Il Collegio ha deliberato di adottare la presente decisione in forma semplificata.

I due motivi, che possono essere oggetto di un esame congiunto appaiono fondati nei termini che seguono.

Secondo l’insegnamento di questa Corte “Il contribuente può impugnare la cartella di pagamento della quale – a causa dell’invalidità della relativa notifica – sia venuto a conoscenza solo attraverso un estratto di ruolo rilasciato su sua richiesta dal concessionario della riscossione; a ciò non osta l’ultima parte del D.Lgs. n. 546 del 1992, art. 19, comma 3, in quanto una lettura costituzionalmente orientata impone di ritenere che l’impugnabilità dell’atto precedente non notificato unitamente all’atto successivo notificato – impugnabilità prevista da tale norma – non costituisca l’unica possibilità di far valere l’invalidità della notifica di un atto del quale il contribuente sia comunque venuto legittimamente a conoscenza e quindi non escluda la possibilità di far valere l’invalidità stessa anche prima, giacchè l’esercizio del diritto alla tutela giurisdizionale non può essere compresso, ritardato, reso più difficile o gravoso, ove non ricorra la stringente necessità di garantire diritti o interessi di pari rilievo, rispetto ai quali si ponga un concreto problema di reciproca limitazione” (Cass. sez. un. n. 19704/15).

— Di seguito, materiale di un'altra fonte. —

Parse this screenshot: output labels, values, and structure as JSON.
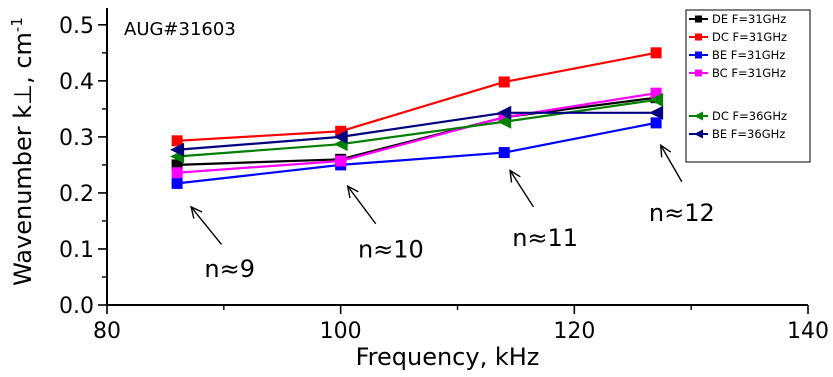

Nel caso di specie, il contribuente ha impugnato la proposta di compensazione, D.P.R. n. 602 del 1973, ex art. 28 ter, non per rimettere in discussione la pretesa impositiva, oramai cristallizzata nelle cartelle di pagamento divenute definitive, ma per un fatto nuovo e sopravvenuto, rispetto alla notifica delle stesse, fatto che le renderebbe “invalide”, dovuto al decorso del termine prescrizionale di cinque anni del credito tributario Tarsu, in assenza di atti interruttivi, e ciò sulla base della legge regolativa del tributo (Cass. sez. un. n. 23397/16).

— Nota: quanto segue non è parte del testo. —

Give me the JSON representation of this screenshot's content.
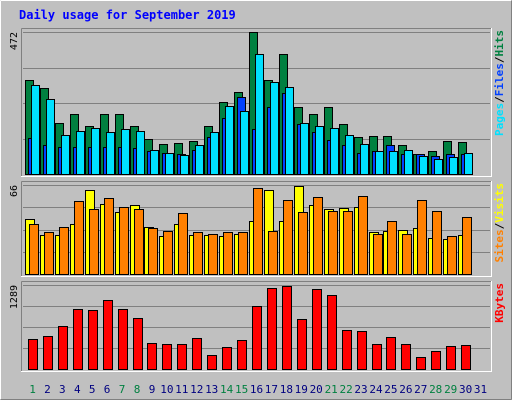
{
  "title": "Daily usage for September 2019",
  "colors": {
    "background": "#c0c0c0",
    "title": "#0000ff",
    "hits": "#008040",
    "files": "#0040ff",
    "pages": "#00e0ff",
    "visits": "#ffff00",
    "sites": "#ff8000",
    "kbytes": "#ff0000",
    "weekend_label": "#008040",
    "weekday_label": "#000080"
  },
  "chart_data": [
    {
      "type": "bar",
      "name": "hits-files-pages",
      "ymax_label": "472",
      "ylim": [
        0,
        472
      ],
      "legend": [
        "Pages",
        "Files",
        "Hits"
      ],
      "legend_separator": "/",
      "categories": [
        "1",
        "2",
        "3",
        "4",
        "5",
        "6",
        "7",
        "8",
        "9",
        "10",
        "11",
        "12",
        "13",
        "14",
        "15",
        "16",
        "17",
        "18",
        "19",
        "20",
        "21",
        "22",
        "23",
        "24",
        "25",
        "26",
        "27",
        "28",
        "29",
        "30",
        "31"
      ],
      "series": [
        {
          "name": "Hits",
          "values": [
            313,
            285,
            168,
            198,
            160,
            198,
            198,
            160,
            115,
            100,
            103,
            111,
            159,
            240,
            274,
            472,
            314,
            398,
            223,
            200,
            223,
            167,
            124,
            127,
            127,
            95,
            67,
            76,
            109,
            108,
            0
          ]
        },
        {
          "name": "Files",
          "values": [
            120,
            95,
            90,
            90,
            90,
            90,
            90,
            85,
            78,
            70,
            68,
            80,
            123,
            185,
            257,
            150,
            222,
            270,
            166,
            140,
            112,
            95,
            70,
            77,
            95,
            67,
            67,
            60,
            65,
            67,
            0
          ]
        },
        {
          "name": "Pages",
          "values": [
            296,
            250,
            130,
            143,
            153,
            140,
            150,
            142,
            80,
            70,
            62,
            96,
            141,
            226,
            210,
            400,
            306,
            290,
            170,
            160,
            154,
            130,
            100,
            77,
            75,
            80,
            60,
            50,
            58,
            70,
            0
          ]
        }
      ]
    },
    {
      "type": "bar",
      "name": "visits-sites",
      "ymax_label": "66",
      "ylim": [
        0,
        66
      ],
      "legend": [
        "Sites",
        "Visits"
      ],
      "legend_separator": "/",
      "categories": [
        "1",
        "2",
        "3",
        "4",
        "5",
        "6",
        "7",
        "8",
        "9",
        "10",
        "11",
        "12",
        "13",
        "14",
        "15",
        "16",
        "17",
        "18",
        "19",
        "20",
        "21",
        "22",
        "23",
        "24",
        "25",
        "26",
        "27",
        "28",
        "29",
        "30",
        "31"
      ],
      "series": [
        {
          "name": "Visits",
          "values": [
            41,
            29,
            29,
            37,
            62,
            52,
            46,
            51,
            35,
            28,
            37,
            29,
            29,
            28,
            30,
            39,
            62,
            39,
            65,
            51,
            48,
            49,
            50,
            31,
            32,
            33,
            34,
            27,
            26,
            29,
            0
          ]
        },
        {
          "name": "Sites",
          "values": [
            37,
            31,
            35,
            54,
            48,
            56,
            50,
            48,
            34,
            32,
            45,
            31,
            30,
            31,
            31,
            64,
            32,
            55,
            46,
            57,
            47,
            47,
            58,
            30,
            39,
            30,
            55,
            47,
            28,
            42,
            0
          ]
        }
      ]
    },
    {
      "type": "bar",
      "name": "kbytes",
      "ymax_label": "1289",
      "ylim": [
        0,
        1289
      ],
      "legend": [
        "KBytes"
      ],
      "categories": [
        "1",
        "2",
        "3",
        "4",
        "5",
        "6",
        "7",
        "8",
        "9",
        "10",
        "11",
        "12",
        "13",
        "14",
        "15",
        "16",
        "17",
        "18",
        "19",
        "20",
        "21",
        "22",
        "23",
        "24",
        "25",
        "26",
        "27",
        "28",
        "29",
        "30",
        "31"
      ],
      "series": [
        {
          "name": "KBytes",
          "values": [
            460,
            500,
            660,
            920,
            900,
            1060,
            920,
            780,
            400,
            380,
            390,
            470,
            210,
            340,
            450,
            960,
            1250,
            1280,
            770,
            1230,
            1130,
            600,
            580,
            380,
            490,
            390,
            190,
            280,
            350,
            370,
            0
          ]
        }
      ]
    }
  ],
  "days": [
    {
      "label": "1",
      "weekend": true
    },
    {
      "label": "2",
      "weekend": false
    },
    {
      "label": "3",
      "weekend": false
    },
    {
      "label": "4",
      "weekend": false
    },
    {
      "label": "5",
      "weekend": false
    },
    {
      "label": "6",
      "weekend": false
    },
    {
      "label": "7",
      "weekend": true
    },
    {
      "label": "8",
      "weekend": true
    },
    {
      "label": "9",
      "weekend": false
    },
    {
      "label": "10",
      "weekend": false
    },
    {
      "label": "11",
      "weekend": false
    },
    {
      "label": "12",
      "weekend": false
    },
    {
      "label": "13",
      "weekend": false
    },
    {
      "label": "14",
      "weekend": true
    },
    {
      "label": "15",
      "weekend": true
    },
    {
      "label": "16",
      "weekend": false
    },
    {
      "label": "17",
      "weekend": false
    },
    {
      "label": "18",
      "weekend": false
    },
    {
      "label": "19",
      "weekend": false
    },
    {
      "label": "20",
      "weekend": false
    },
    {
      "label": "21",
      "weekend": true
    },
    {
      "label": "22",
      "weekend": true
    },
    {
      "label": "23",
      "weekend": false
    },
    {
      "label": "24",
      "weekend": false
    },
    {
      "label": "25",
      "weekend": false
    },
    {
      "label": "26",
      "weekend": false
    },
    {
      "label": "27",
      "weekend": false
    },
    {
      "label": "28",
      "weekend": true
    },
    {
      "label": "29",
      "weekend": true
    },
    {
      "label": "30",
      "weekend": false
    },
    {
      "label": "31",
      "weekend": false
    }
  ]
}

Ebbene, una interpretazione estensiva del principio di diritto sopra enunciato porta a consentire la possibilità d’impugnare il credito iscritto a ruolo portato, nella specie, da una proposta di transazione, la cui mancata accettazione prospetta la ripresa della procedura coattiva, determinando l’interesse all’impugnativa, per una causa d’estinzione del medesimo credito fiscale, al fine di prevenire o anticipare il pregiudizio che deriverebbe dalla prosecuzione dell’azione esecutiva, nel rispetto, beninteso, del termine di 60 giorni dalla notifica della proposta che nella specie, appare rispettato (v. p. 1 del ricorso e p. 1 del controricorso di Equitalia).

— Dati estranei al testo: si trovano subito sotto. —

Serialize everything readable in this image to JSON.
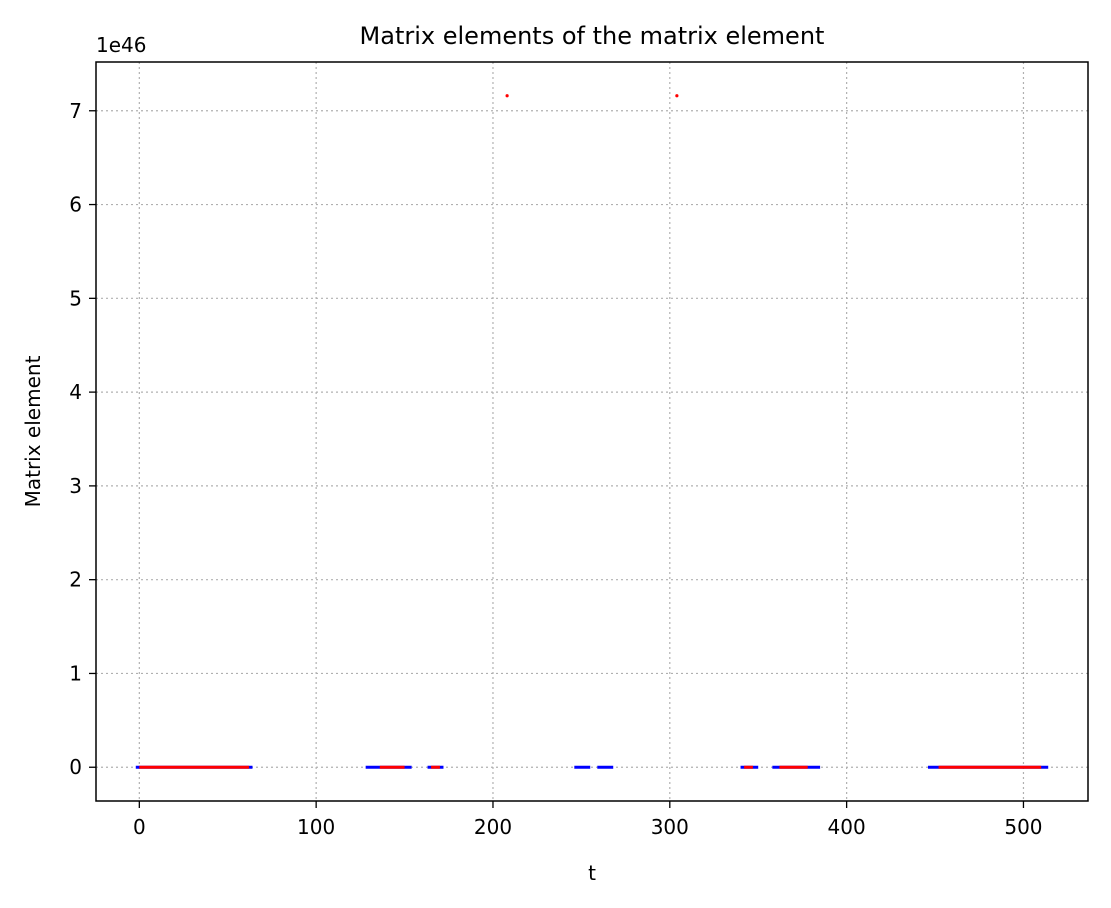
{
  "chart_data": {
    "type": "scatter",
    "title": "Matrix elements of the matrix element",
    "xlabel": "t",
    "ylabel": "Matrix element",
    "y_offset_label": "1e46",
    "y_scale": 1e+46,
    "xlim": [
      -24.5,
      536.5
    ],
    "ylim": [
      -0.36,
      7.52
    ],
    "x_ticks": [
      0,
      100,
      200,
      300,
      400,
      500
    ],
    "y_ticks": [
      0,
      1,
      2,
      3,
      4,
      5,
      6,
      7
    ],
    "grid": true,
    "legend": "none",
    "colors": {
      "series_blue": "#0000ff",
      "series_red": "#ff0000",
      "grid": "#b0b0b0"
    },
    "series": [
      {
        "color": "#0000ff",
        "segments": [
          {
            "from": -2,
            "to": 64,
            "value": 0
          },
          {
            "from": 128,
            "to": 154,
            "value": 0
          },
          {
            "from": 163,
            "to": 172,
            "value": 0
          },
          {
            "from": 246,
            "to": 255,
            "value": 0
          },
          {
            "from": 259,
            "to": 268,
            "value": 0
          },
          {
            "from": 340,
            "to": 350,
            "value": 0
          },
          {
            "from": 358,
            "to": 385,
            "value": 0
          },
          {
            "from": 446,
            "to": 514,
            "value": 0
          }
        ]
      },
      {
        "color": "#ff0000",
        "segments": [
          {
            "from": 0,
            "to": 62,
            "value": 0
          },
          {
            "from": 136,
            "to": 150,
            "value": 0
          },
          {
            "from": 165,
            "to": 170,
            "value": 0
          },
          {
            "from": 342,
            "to": 347,
            "value": 0
          },
          {
            "from": 362,
            "to": 378,
            "value": 0
          },
          {
            "from": 452,
            "to": 510,
            "value": 0
          }
        ],
        "points": [
          {
            "x": 208,
            "y": 7.16
          },
          {
            "x": 304,
            "y": 7.16
          }
        ]
      }
    ]
  }
}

La sentenza va, pertanto, cassata e la causa va rinviata alla Commissione tributaria regionale del Lazio, affinchè, alla luce dei principi sopra esposti, riesamini il merito della controversia.

PQM

LA CORTE SUPREMA DI CASSAZIONE

Accoglie il ricorso.

Cassa la sentenza impugnata e rinvia, anche per le spese del presente giudizio di legittimità, alla Commissione tributaria regionale del Lazio, in diversa composizione.

Così deciso in Roma, nella Camera di consiglio, il 14 settembre 2017.